We heard that you’re a “tinkerer.” What project(s) are you currently working on and how does making in your spare time relate to your professional life?
My chickens are my latest personal passion. I love animals, but I never thought I’d be a chicken whisperer. When my flock grew from six girls to twelve, I decided I would design and build a larger coop out of primarily salvaged materials. Let’s just say that it’s coming along at its own pace. It’s kind of an enigma really, to thrive and enjoy working in a deadline-induced panic professionally, but to have personal projects that seem to get caught in the perpetual hamster wheel.
Rumor has it you and your husband enjoy the outdoors. What are your favorite activities?

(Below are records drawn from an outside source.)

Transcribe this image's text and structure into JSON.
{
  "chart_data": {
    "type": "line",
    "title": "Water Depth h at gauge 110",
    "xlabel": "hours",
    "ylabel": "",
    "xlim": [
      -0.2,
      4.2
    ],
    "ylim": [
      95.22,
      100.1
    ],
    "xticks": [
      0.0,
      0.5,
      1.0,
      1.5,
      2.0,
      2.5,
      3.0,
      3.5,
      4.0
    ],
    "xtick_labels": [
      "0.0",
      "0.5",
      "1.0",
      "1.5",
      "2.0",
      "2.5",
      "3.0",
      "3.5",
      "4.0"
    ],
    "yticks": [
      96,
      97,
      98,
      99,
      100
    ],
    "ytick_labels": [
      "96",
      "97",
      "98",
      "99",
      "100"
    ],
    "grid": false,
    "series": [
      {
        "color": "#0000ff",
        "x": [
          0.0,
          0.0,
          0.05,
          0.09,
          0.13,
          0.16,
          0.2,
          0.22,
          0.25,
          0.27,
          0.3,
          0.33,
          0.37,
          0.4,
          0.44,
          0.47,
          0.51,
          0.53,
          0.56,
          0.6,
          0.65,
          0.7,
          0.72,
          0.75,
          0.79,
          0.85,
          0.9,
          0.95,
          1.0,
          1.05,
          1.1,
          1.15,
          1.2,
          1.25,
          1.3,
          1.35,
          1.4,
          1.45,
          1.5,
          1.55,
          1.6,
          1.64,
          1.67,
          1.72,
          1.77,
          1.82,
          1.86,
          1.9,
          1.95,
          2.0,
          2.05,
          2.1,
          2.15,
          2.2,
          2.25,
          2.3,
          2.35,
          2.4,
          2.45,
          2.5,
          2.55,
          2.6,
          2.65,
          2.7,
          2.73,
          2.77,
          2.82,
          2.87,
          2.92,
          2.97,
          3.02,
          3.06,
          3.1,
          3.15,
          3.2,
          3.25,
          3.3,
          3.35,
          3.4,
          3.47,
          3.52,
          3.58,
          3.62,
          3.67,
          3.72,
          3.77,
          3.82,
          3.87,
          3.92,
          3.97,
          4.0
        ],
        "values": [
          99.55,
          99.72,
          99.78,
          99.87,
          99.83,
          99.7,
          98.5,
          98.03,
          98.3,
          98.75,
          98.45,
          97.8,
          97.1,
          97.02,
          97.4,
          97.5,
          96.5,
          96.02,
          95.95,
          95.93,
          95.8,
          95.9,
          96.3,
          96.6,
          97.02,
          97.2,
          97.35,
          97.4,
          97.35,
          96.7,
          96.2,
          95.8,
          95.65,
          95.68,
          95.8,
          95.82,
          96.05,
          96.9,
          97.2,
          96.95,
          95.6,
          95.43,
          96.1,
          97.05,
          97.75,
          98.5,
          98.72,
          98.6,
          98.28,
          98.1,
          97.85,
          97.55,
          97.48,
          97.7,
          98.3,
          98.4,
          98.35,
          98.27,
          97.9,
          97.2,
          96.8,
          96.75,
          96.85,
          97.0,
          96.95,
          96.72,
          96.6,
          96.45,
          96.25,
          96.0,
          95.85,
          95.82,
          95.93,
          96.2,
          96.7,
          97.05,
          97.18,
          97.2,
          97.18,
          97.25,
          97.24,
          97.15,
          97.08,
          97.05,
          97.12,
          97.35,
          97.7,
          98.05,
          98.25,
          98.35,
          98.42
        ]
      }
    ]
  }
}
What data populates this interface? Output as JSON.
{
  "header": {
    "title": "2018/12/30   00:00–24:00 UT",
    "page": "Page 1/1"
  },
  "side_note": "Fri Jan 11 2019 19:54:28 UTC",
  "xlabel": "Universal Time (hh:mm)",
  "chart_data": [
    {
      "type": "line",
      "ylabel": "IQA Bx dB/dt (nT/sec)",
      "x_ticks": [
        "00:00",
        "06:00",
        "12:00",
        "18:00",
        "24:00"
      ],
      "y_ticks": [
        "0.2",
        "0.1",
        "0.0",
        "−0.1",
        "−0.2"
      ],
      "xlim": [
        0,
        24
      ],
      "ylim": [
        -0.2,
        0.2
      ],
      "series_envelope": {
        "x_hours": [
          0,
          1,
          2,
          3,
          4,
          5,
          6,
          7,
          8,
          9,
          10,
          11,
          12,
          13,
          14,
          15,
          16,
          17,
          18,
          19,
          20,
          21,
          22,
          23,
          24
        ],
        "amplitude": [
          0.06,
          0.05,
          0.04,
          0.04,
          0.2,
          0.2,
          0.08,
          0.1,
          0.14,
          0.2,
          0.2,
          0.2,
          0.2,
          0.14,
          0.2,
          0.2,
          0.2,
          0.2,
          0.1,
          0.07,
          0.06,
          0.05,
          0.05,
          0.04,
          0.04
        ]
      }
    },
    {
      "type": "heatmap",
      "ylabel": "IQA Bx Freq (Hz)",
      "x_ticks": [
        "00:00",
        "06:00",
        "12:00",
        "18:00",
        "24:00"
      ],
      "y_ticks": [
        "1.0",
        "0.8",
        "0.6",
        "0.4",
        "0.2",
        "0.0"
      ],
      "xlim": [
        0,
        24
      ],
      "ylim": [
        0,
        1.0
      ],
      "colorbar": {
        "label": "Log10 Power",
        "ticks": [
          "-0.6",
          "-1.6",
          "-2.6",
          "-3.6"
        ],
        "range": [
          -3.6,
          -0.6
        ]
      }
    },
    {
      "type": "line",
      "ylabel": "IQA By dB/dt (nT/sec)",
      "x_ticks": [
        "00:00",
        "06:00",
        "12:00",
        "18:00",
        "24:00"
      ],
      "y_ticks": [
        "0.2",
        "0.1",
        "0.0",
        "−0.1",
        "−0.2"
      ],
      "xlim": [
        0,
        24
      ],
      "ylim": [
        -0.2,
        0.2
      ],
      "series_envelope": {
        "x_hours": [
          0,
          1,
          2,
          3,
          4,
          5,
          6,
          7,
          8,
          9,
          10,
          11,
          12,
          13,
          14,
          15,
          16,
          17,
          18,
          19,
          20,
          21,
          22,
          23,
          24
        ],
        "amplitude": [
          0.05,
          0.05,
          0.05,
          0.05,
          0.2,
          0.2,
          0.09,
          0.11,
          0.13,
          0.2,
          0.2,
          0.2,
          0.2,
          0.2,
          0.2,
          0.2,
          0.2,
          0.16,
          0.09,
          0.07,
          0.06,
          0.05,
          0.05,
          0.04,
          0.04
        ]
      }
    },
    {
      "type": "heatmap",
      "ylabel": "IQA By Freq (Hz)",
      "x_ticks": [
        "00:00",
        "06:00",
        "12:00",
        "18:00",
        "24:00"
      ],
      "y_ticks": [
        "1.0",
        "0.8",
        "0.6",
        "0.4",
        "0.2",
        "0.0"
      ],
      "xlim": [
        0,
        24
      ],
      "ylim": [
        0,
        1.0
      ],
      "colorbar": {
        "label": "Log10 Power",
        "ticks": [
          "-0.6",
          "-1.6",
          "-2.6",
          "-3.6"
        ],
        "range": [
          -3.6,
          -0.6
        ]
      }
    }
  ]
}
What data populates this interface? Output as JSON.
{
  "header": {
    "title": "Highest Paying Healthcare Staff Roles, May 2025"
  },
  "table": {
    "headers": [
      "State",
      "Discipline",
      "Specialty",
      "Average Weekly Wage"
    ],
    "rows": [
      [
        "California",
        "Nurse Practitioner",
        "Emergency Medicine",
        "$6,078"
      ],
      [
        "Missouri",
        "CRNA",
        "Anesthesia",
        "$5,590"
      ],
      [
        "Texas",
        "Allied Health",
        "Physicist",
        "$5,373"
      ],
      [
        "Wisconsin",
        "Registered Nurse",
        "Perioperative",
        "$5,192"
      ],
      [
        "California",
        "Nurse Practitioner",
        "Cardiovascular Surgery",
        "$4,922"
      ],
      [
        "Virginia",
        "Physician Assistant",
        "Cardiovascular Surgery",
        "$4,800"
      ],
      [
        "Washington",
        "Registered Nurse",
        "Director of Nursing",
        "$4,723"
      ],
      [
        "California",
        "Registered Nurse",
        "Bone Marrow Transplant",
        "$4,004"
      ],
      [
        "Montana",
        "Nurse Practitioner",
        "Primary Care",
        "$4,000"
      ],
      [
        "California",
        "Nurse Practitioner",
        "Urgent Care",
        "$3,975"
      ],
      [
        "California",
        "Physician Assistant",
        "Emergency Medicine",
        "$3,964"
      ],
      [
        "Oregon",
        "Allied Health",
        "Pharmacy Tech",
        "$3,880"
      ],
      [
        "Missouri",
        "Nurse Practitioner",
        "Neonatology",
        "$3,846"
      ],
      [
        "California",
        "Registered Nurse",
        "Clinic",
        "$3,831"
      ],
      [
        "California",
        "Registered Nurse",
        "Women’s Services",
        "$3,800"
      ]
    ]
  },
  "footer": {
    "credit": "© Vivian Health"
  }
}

We’re a couple of adrenaline junkies. At various times in our lives, we’ve been avid motorcyclists, motocrossers, and snowmobilers. These days, mountain biking is something we enjoy and can do as a family. Even our German shepherd gets in on the action!
More About Beth:
Favorite Disney character? Scuttle from The Little Mermaid.
Cubs or Red Sox? Bruins.
Sweet or salty? Sweet.
Favorite season? Fall.
Favorite animated movie or TV show? I love SO many of them, but I will always have a soft spot for The Little Mermaid.
Which has the worst winters: Boston or Chicago? Chicago, no doubt!
Best piece of advice you’ve ever been given? “It’s always your fault.”
Favorite vacation spot? Disney!
Favorite place to mountain bike? I’ll try any location as long as the odds are decent that I won’t break something!